— Ну-с, алкоголики, дебоширы, тунеядцы, подъем, — Андрон, проснувшийся первым, умылся, побрился и принялся будить так и не изменившего позы Рубена. — Вставайте, граф, вас ждут великие дела.
Ну да, чайник вскипел, скороходовские, набитые газетой гавнодавы высохли, краденая детскосадовская каша разогрета. Жизнь, дорогой граф, прекрасна и замечательна. Однако судя по Рубену Ашотовичу сказать сие было затруднительно — он был помят, растерян, а главное никак не мог вспомнить перипетии дня минувшего. Без штанов, с больной головой, на скрипучей кровати. С огромным кровоподтеком на заду. Только-то и ясно, что похмелье, тягостное, муторное, долгомотное. Полцарства за коньяк! Увы, ничего горячительнее горячего кофе в доме не нашлось. Да и то скверного детскосадовского разлива.
Завтракали в скорбной тишине без разговоров. Андрон тактично, ни о чем не спрашивая, с аппетитом пользовал ячневую смесь, Рубен Ашотович, страдая, лазил чайной ложечкой в мутный кофе, на лысом его черепе блестели капли пота, в глазах, налитых кровью, светилось отвращение. Нет, не к бурой приторной жидкости, к самой жизни. Молчание становилось тягостным, ощутимо плотным, стопудовой гирей повисало в воздухе. Не дай бог упадет…

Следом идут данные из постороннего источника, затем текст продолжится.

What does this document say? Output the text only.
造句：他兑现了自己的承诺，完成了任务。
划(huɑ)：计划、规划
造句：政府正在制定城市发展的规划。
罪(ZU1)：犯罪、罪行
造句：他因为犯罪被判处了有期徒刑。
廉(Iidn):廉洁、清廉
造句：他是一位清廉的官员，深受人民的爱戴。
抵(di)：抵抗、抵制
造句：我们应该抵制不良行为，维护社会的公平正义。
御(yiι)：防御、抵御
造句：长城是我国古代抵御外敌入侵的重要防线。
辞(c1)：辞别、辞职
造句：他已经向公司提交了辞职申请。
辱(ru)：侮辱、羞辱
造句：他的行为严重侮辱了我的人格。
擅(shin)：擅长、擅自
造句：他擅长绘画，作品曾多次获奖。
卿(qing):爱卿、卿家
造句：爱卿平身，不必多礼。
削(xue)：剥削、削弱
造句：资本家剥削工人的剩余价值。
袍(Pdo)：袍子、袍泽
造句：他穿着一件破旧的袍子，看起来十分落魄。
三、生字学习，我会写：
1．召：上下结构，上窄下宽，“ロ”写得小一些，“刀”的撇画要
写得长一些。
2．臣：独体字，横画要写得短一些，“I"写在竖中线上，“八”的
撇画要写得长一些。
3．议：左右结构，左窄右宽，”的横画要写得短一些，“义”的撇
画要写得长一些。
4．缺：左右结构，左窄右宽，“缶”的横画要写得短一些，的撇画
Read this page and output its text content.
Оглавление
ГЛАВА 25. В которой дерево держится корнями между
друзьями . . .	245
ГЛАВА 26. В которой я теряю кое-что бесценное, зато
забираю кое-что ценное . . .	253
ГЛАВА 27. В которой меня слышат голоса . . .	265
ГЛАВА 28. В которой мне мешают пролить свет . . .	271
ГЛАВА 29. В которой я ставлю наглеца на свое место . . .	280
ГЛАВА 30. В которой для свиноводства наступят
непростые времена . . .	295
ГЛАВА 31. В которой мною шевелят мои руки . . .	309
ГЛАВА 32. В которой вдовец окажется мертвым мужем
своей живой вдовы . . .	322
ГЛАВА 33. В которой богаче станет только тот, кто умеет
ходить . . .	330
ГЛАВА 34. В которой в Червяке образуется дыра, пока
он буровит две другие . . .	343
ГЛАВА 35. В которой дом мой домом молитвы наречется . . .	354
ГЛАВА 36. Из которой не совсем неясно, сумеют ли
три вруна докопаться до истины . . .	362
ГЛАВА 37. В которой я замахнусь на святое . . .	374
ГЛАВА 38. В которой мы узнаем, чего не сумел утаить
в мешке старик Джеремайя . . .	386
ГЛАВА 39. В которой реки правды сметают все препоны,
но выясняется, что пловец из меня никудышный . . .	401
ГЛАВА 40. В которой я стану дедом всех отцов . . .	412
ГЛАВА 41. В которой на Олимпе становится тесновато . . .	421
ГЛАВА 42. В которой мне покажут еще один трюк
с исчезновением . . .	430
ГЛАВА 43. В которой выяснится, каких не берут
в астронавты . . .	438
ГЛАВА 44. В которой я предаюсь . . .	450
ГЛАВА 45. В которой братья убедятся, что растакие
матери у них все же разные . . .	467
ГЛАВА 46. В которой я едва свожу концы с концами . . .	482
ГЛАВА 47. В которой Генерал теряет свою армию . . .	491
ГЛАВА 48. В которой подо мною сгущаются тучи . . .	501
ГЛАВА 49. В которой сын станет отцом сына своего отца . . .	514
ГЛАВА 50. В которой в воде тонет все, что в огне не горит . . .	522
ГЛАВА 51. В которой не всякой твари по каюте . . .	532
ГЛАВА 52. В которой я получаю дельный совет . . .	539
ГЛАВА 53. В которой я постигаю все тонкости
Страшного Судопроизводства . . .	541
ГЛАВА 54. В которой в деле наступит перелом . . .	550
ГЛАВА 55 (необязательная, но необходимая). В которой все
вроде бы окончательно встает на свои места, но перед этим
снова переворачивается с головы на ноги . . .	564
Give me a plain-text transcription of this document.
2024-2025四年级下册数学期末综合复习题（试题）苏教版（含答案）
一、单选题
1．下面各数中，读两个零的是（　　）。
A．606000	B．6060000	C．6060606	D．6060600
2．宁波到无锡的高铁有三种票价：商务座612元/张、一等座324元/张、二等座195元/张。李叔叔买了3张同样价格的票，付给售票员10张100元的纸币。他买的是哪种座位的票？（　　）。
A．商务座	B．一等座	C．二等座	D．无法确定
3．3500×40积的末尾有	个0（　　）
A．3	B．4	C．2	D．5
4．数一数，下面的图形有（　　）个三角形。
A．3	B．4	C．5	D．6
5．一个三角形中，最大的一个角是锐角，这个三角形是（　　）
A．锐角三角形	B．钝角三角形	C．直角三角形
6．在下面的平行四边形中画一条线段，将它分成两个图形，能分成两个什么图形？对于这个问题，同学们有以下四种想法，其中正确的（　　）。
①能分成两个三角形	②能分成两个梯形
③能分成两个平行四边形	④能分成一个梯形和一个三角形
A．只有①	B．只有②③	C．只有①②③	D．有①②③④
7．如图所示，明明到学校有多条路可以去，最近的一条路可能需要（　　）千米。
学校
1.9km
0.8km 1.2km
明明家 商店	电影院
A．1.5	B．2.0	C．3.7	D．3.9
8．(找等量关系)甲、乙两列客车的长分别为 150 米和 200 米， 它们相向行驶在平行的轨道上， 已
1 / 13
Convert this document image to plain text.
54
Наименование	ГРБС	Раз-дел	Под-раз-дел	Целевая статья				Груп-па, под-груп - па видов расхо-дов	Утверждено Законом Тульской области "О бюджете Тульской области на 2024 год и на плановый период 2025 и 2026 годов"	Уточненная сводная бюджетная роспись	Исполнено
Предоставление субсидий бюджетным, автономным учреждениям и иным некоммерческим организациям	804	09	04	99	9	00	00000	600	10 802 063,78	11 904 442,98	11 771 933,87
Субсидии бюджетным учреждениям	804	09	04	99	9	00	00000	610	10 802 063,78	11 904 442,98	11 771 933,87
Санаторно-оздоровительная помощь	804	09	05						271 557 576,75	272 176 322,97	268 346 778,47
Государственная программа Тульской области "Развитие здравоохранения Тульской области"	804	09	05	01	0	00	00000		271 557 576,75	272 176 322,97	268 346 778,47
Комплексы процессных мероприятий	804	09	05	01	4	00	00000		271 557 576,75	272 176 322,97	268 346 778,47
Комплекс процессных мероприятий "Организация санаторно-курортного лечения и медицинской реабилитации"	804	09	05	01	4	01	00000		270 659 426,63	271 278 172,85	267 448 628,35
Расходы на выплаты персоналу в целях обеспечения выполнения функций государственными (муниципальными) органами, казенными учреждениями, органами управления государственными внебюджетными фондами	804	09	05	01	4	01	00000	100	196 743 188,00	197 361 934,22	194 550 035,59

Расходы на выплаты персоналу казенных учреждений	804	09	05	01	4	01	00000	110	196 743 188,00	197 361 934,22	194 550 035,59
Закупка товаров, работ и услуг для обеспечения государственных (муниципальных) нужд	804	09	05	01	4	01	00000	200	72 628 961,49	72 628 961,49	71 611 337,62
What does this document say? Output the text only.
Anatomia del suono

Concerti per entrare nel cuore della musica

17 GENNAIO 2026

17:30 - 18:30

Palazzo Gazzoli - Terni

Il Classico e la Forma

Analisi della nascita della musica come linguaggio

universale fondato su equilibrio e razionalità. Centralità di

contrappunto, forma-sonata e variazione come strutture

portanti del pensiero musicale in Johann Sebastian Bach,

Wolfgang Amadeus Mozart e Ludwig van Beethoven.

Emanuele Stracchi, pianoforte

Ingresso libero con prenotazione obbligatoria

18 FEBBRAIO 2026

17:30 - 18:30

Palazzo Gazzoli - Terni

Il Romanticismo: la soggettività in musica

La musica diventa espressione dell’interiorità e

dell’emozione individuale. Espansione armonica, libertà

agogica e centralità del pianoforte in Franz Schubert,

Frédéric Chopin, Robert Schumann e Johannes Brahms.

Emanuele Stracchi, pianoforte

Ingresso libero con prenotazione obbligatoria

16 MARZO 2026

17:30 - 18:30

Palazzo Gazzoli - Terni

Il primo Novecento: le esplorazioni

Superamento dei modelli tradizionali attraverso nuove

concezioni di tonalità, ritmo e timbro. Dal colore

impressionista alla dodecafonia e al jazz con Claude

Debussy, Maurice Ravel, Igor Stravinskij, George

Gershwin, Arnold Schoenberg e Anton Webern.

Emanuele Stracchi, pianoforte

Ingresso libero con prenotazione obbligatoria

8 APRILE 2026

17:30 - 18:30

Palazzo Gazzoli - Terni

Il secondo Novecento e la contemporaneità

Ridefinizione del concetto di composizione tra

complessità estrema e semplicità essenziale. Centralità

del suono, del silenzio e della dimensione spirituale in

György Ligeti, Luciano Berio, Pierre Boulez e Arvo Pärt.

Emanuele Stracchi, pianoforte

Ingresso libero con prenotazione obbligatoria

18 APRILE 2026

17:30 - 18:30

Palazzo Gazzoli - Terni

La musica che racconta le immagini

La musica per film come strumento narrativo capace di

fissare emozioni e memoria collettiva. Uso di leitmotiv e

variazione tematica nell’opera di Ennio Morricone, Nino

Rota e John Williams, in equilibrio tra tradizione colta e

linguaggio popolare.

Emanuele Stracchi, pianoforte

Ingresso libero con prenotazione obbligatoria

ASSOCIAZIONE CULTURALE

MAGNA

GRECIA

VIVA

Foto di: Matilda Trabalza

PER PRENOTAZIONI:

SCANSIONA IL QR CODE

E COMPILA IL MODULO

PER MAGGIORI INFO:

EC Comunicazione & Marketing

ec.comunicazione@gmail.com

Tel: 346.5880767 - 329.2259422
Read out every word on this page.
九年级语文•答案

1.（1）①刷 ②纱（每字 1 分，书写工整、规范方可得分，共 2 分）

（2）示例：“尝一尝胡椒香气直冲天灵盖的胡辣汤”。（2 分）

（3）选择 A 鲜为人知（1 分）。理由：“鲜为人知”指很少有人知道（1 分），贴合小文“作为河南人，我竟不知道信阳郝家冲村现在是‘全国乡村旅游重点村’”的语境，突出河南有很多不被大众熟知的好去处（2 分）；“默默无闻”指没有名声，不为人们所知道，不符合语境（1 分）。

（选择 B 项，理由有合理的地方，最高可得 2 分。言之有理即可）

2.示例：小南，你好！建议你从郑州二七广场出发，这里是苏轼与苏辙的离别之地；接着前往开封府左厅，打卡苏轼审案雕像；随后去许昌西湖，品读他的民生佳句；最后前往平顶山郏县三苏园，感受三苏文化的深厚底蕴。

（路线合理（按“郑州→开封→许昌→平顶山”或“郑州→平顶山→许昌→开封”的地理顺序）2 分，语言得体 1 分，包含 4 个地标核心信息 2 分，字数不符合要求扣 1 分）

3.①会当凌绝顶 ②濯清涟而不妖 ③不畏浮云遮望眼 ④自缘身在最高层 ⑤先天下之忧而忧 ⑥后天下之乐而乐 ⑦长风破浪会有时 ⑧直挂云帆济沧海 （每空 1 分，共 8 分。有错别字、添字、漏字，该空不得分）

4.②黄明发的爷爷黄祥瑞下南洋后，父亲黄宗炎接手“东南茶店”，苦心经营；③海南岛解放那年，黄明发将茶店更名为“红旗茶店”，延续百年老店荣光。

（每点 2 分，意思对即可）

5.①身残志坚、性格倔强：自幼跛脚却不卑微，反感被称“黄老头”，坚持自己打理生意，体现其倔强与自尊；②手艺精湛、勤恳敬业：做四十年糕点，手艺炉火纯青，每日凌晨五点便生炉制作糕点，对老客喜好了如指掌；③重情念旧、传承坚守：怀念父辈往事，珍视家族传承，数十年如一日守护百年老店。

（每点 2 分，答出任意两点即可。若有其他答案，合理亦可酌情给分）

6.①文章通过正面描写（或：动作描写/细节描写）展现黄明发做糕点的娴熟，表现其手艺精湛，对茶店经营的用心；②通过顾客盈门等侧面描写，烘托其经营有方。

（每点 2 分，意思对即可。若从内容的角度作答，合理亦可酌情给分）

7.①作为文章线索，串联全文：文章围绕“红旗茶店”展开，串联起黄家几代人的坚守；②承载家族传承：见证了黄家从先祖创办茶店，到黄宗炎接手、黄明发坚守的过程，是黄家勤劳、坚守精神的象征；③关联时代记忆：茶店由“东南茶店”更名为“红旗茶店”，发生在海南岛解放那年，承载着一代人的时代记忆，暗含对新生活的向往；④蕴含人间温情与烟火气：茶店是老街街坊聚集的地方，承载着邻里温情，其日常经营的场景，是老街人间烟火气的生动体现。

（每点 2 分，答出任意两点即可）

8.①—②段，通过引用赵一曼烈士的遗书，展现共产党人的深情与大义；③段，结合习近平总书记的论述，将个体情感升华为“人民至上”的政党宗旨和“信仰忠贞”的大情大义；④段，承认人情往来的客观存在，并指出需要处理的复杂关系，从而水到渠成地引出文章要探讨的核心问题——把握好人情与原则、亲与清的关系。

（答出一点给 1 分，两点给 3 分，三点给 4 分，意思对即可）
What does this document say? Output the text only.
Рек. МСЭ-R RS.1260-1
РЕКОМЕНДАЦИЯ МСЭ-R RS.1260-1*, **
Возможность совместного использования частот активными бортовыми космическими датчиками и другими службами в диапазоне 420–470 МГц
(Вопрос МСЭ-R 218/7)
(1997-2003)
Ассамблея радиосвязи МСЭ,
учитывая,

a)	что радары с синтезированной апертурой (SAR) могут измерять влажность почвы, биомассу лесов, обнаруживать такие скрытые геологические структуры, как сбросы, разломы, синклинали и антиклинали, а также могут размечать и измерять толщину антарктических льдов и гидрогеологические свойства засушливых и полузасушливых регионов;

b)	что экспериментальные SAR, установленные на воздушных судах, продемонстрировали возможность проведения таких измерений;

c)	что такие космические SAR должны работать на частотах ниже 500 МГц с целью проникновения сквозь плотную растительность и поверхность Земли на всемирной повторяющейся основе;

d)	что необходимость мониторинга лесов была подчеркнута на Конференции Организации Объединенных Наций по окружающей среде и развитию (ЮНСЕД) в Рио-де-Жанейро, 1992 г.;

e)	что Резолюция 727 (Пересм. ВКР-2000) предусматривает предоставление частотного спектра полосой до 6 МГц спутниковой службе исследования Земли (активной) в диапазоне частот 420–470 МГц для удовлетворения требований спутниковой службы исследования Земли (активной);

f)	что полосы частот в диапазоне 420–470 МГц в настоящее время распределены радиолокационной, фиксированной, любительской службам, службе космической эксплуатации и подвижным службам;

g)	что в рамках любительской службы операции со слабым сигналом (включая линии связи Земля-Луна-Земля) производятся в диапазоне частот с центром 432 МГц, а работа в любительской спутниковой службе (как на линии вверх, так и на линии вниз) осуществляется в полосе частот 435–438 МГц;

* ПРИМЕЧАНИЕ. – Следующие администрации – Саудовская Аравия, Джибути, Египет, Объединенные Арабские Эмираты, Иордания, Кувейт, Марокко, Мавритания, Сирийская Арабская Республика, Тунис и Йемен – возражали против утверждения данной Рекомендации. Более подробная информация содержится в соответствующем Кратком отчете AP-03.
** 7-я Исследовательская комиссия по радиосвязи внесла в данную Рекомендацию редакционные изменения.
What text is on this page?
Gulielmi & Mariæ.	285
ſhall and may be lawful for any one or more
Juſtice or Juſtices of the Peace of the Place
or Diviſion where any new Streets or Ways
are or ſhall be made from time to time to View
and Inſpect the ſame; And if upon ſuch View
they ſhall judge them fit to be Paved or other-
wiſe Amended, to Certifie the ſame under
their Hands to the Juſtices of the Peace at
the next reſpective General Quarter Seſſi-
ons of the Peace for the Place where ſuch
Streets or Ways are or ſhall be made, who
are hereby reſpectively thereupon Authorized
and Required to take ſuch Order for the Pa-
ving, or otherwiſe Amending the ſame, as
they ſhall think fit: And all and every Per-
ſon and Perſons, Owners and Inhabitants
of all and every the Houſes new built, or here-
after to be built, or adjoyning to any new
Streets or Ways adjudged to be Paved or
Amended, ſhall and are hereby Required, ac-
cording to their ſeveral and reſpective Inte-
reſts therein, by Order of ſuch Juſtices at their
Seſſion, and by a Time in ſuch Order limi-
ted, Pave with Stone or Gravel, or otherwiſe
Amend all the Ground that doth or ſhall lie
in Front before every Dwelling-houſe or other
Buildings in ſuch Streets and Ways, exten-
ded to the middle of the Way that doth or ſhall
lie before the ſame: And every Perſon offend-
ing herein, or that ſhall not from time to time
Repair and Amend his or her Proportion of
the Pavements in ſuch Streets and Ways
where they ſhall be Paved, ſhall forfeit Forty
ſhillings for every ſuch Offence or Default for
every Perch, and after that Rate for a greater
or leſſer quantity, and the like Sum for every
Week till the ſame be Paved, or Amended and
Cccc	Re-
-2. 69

— Ну, а как там Полина? — начал было разговор Андрон и тут же раскаялся.
Рубен Ашотович еще больше помрачнел, резким движением в штопор закрутил неповинную ни в чем ложечку.
— Не знаю, давно не виделись. — Голова его вдруг затряслась, мятое лицо собралось складками, сморщилось, словно печеное яблоко, и он заплакал, глухо, без слез, тяжело выкатывая небритый кадык. — С месяц уже. Ушла. К какому-то мужику. Сказала, навсегда.
Что-то было в нем от Васисуалия Лоханкина и розовобрюхого, загнанного в клетку хомяка, которому чешут сторублевкой это самое розовое брюхо. Вот ведь, ушла, волчица старая и грязная при том!
— Брось, Рубен, все бабы суки, — веско произнес Андрон, и атмосфера сразу разрядилась, живительным озоном ее наполнила мужская солидарность.
— Да, да, конечно суки, — Рубен Ашотович, вздохнув, начал успокаиваться, зубы его дробно стукнули о чашку с кофе. — Вот ведь, ушла. Сказала, что я ей всю жизнь испоганил с моим национальным вопросом. Точнее, с армянским носом. И за кордон она не поедет. Это после всего-то?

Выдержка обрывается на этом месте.